Two-thirds of legislators in both chambers are required to lift the cap for one year, something that occurred earlier this year. Current conditions in Arizona make it likely the cap will need to be lifted annually and bipartisan lawmakers agree the legislature can’t continue the cycle. Despite repeated pleas this year from Democratic lawmakers for the legislature to repeal the AEL altogether, Governor Doug Ducey and Republican lawmakers did not address the matter.

The failure of the governor and lawmakers to repeal the spending cap means school districts are in a precarious position of being told they will have money to spend that has not been legally approved.

The legislature will need to hold a special session this year to lift the cap or the new legislature and new governor in 2023 will need to address the issue once again.

There is concern the legislature could go back on its word in 2023 and cause chaos for school district finances.

“It’s an unnecessary worry and stress for our school leaders,” said Hoffman, who also urged the legislature to repeal the law.

Disagreement on whether school districts can boost salaries now

Leaders within the education community disagree on how school districts should respond to the spending cap dilemma.

“We have continually pushed our members, our unions, and even school board members to spend the money. They passed the budget. It includes money for our schools. They should be able to spend it,” said Marisol Garcia, President of the Arizona Education Association, nonprofit representing teachers.

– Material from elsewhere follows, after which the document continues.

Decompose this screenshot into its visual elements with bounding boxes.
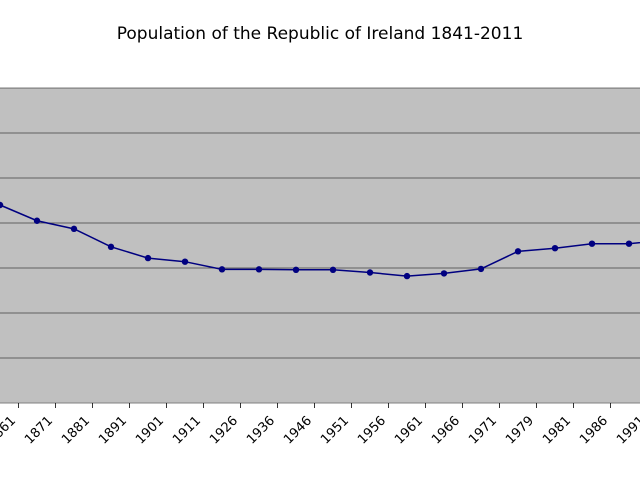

Garcia said since the legislature’s new budget was passed in June, some school districts have raised salaries “from 2% to 8%.” But it’s not clear how many school districts are taking those steps.

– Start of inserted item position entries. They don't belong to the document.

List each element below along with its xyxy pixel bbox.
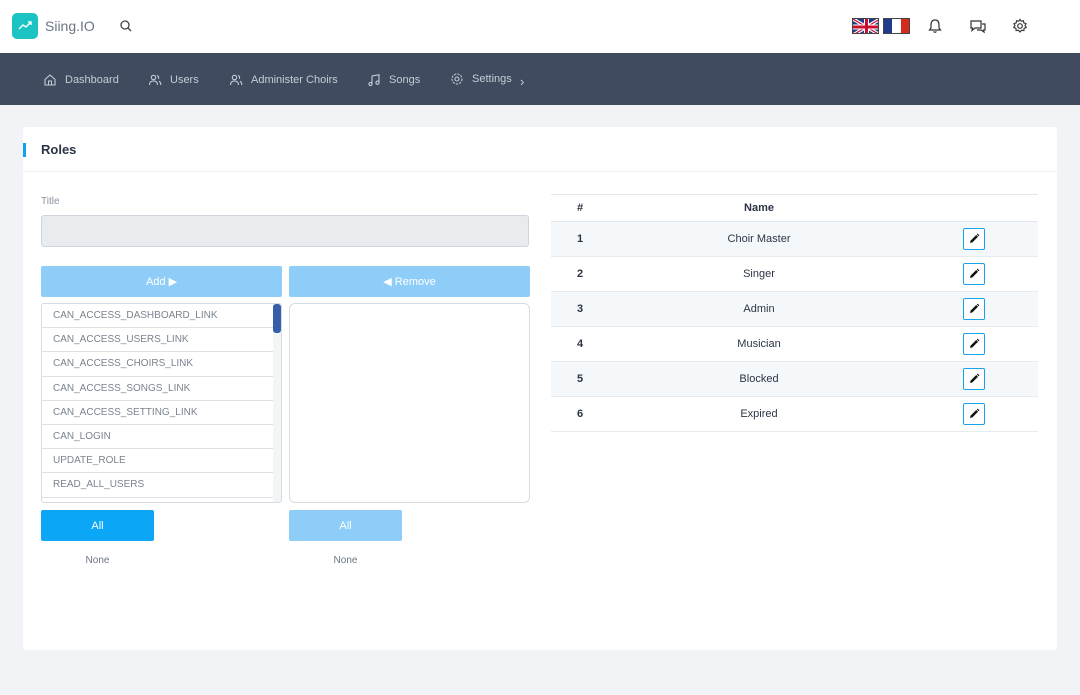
table-row: 2 Singer — [551, 256, 1038, 292]
role-actions — [909, 291, 1038, 327]
nav-item-songs[interactable]: Songs — [367, 73, 420, 87]
permission-list-item[interactable]: CAN_LOGIN — [42, 425, 274, 450]
nav-item-settings[interactable]: Settings — [450, 72, 512, 86]
nav-item-label: Songs — [389, 74, 421, 86]
permission-list: CAN_ACCESS_DASHBOARD_LINK CAN_ACCESS_USER… — [42, 304, 274, 498]
permission-list-item[interactable]: CAN_ACCESS_CHOIRS_LINK — [42, 352, 274, 377]
search-icon[interactable] — [119, 19, 133, 33]
nav-item-users[interactable]: Users — [148, 73, 199, 87]
selected-permissions-list[interactable] — [289, 303, 530, 503]
roles-table-body: 1 Choir Master 2 Singer 3 Admin 4 Musician 5 Bloc… — [551, 221, 1038, 432]
pencil-icon — [969, 338, 979, 348]
fr-flag-icon[interactable] — [883, 18, 910, 34]
role-name: Blocked — [609, 361, 909, 397]
column-header-name: Name — [609, 194, 909, 222]
select-all-available-button[interactable]: All — [41, 510, 154, 541]
edit-role-button[interactable] — [962, 263, 985, 285]
main-nav: Dashboard Users Administer Choirs Songs … — [0, 53, 1080, 105]
gear-icon — [451, 73, 463, 85]
role-actions — [909, 256, 1038, 292]
column-header-actions — [909, 194, 1038, 222]
role-name: Expired — [609, 396, 909, 432]
select-none-available-link[interactable]: None — [85, 555, 110, 566]
nav-item-label: Dashboard — [65, 74, 119, 86]
table-header-row: # Name — [551, 194, 1038, 222]
edit-role-button[interactable] — [962, 228, 985, 250]
gear-icon[interactable] — [1011, 17, 1029, 35]
roles-table: # Name 1 Choir Master 2 Singer 3 Admin 4 Musici… — [551, 194, 1038, 432]
role-actions — [909, 396, 1038, 432]
scrollbar-track[interactable] — [273, 304, 281, 502]
role-number: 1 — [551, 221, 609, 257]
nav-item-dashboard[interactable]: Dashboard — [43, 73, 119, 87]
edit-role-button[interactable] — [962, 333, 985, 355]
roles-card: Roles Title Add ▶ ◀ Remove CAN_ACCESS_DA… — [23, 127, 1057, 650]
role-number: 3 — [551, 291, 609, 327]
nav-item-label: Users — [170, 74, 199, 86]
role-number: 5 — [551, 361, 609, 397]
role-number: 4 — [551, 326, 609, 362]
scrollbar-thumb[interactable] — [273, 304, 281, 333]
users-icon — [229, 74, 243, 86]
chevron-right-icon[interactable]: › — [520, 74, 525, 89]
edit-role-button[interactable] — [962, 403, 985, 425]
available-permissions-list[interactable]: CAN_ACCESS_DASHBOARD_LINK CAN_ACCESS_USER… — [41, 303, 282, 503]
role-name: Choir Master — [609, 221, 909, 257]
bell-icon[interactable] — [926, 17, 944, 35]
permission-list-item[interactable]: UPDATE_ROLE — [42, 449, 274, 474]
music-note-icon — [368, 74, 380, 87]
page-title: Roles — [41, 142, 77, 157]
table-row: 6 Expired — [551, 396, 1038, 432]
permission-list-item[interactable]: READ_ALL_USERS — [42, 473, 274, 498]
uk-flag-icon[interactable] — [852, 18, 879, 34]
role-number: 6 — [551, 396, 609, 432]
logo[interactable] — [12, 13, 38, 39]
brand-name: Siing.IO — [45, 18, 95, 34]
header-accent — [23, 143, 26, 157]
edit-role-button[interactable] — [962, 298, 985, 320]
edit-role-button[interactable] — [962, 368, 985, 390]
remove-button[interactable]: ◀ Remove — [289, 266, 530, 297]
pencil-icon — [969, 233, 979, 243]
top-bar: Siing.IO — [0, 0, 1080, 53]
table-row: 5 Blocked — [551, 361, 1038, 397]
title-input[interactable] — [41, 215, 529, 247]
table-row: 4 Musician — [551, 326, 1038, 362]
nav-item-label: Administer Choirs — [251, 74, 338, 86]
role-actions — [909, 221, 1038, 257]
role-name: Musician — [609, 326, 909, 362]
chat-icon[interactable] — [969, 17, 987, 35]
role-actions — [909, 326, 1038, 362]
permission-list-item[interactable]: CAN_ACCESS_DASHBOARD_LINK — [42, 304, 274, 329]
pencil-icon — [969, 373, 979, 383]
pencil-icon — [969, 303, 979, 313]
home-icon — [44, 74, 56, 86]
role-name: Singer — [609, 256, 909, 292]
column-header-number: # — [551, 194, 609, 222]
nav-item-label: Settings — [472, 73, 512, 85]
trend-up-icon — [18, 21, 32, 30]
nav-item-administer-choirs[interactable]: Administer Choirs — [229, 73, 338, 87]
role-number: 2 — [551, 256, 609, 292]
pencil-icon — [969, 408, 979, 418]
pencil-icon — [969, 268, 979, 278]
table-row: 1 Choir Master — [551, 221, 1038, 257]
title-field-label: Title — [41, 196, 60, 207]
table-row: 3 Admin — [551, 291, 1038, 327]
users-icon — [148, 74, 162, 86]
card-header: Roles — [23, 127, 1057, 172]
role-name: Admin — [609, 291, 909, 327]
permission-list-item[interactable]: CAN_ACCESS_SONGS_LINK — [42, 377, 274, 401]
select-all-selected-button[interactable]: All — [289, 510, 402, 541]
role-actions — [909, 361, 1038, 397]
select-none-selected-link[interactable]: None — [333, 555, 358, 566]
add-button[interactable]: Add ▶ — [41, 266, 282, 297]
permission-list-item[interactable]: CAN_ACCESS_USERS_LINK — [42, 328, 274, 353]
permission-list-item[interactable]: CAN_ACCESS_SETTING_LINK — [42, 401, 274, 425]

The executive director of an association representing school administrators says district leaders he communicates with are not boosting their salary structures because of uncertainty over the AEL.

“Districts would have a serious financial problem if they overcommit,” said Dr. Paul Tighe of the AZSPAA.

Ducey did not make solving the spending cap a priority

A spokesperson for Governor Ducey says Ducey does not take a position on whether to repeal the AEL and will not comment on whether he will call a special legislative session this year to address it.

That means the governor signed a budget for school districts, but he is not willing to take steps to ensure the budget has the best chance of coming to fruition.

In a written statement to 12 News, Ducey spokesman CJ Karamargin said the governor is proud of “record investments in education that have been made over the past eight years.”

“This year's historic bipartisan budget agreement puts school districts in an excellent position to really move the needle in recruiting and retaining their educator workforce. Our expectation is that they seize this opportunity,” the statement reads.

In response to Ducey’s statement, Tighe says unless Ducey and the legislature repeal the AEL, districts are taking a “high risk” by assuming funds will be available.

“It’s very fiscally irresponsible because you can’t overspend,” Tighe said.

Majority leader Toma won’t commit to lifting the cap

Republican Representative Michelle Udall, who voted yes on the budget, told 12 News she expects the legislature to lift the AEL next year. But like many legislators, Udall will not be at the capitol next year to follow through. She is running for state superintendent.

“I believe it would be a mistake to appropriate this money only to later take it back via the AEL,” Udall said.

Asked if he will ensure that money for schools passed this year is made available next year if he is re-elected, House Majority leader Ben Toma (R) did not give a definitive yes or no answer.

“Near the end of the year, ADE will inform lawmakers on how much schools exceed (the AEL limit). After which, the legislature will need to address the issue, just as the legislature did this past year. Until then, it remains unclear by how much the legislature should vote to allow them to exceed,” Toma said in a written statement to 12 News.

Education finance consultant Anabel Aportela said school district leaders are in a bind.

“If you are an optimist, you are budgeting it and planning for it,” Aportela said. “But you would hope everyone is conscious of what could happen and everyone has a plan B.”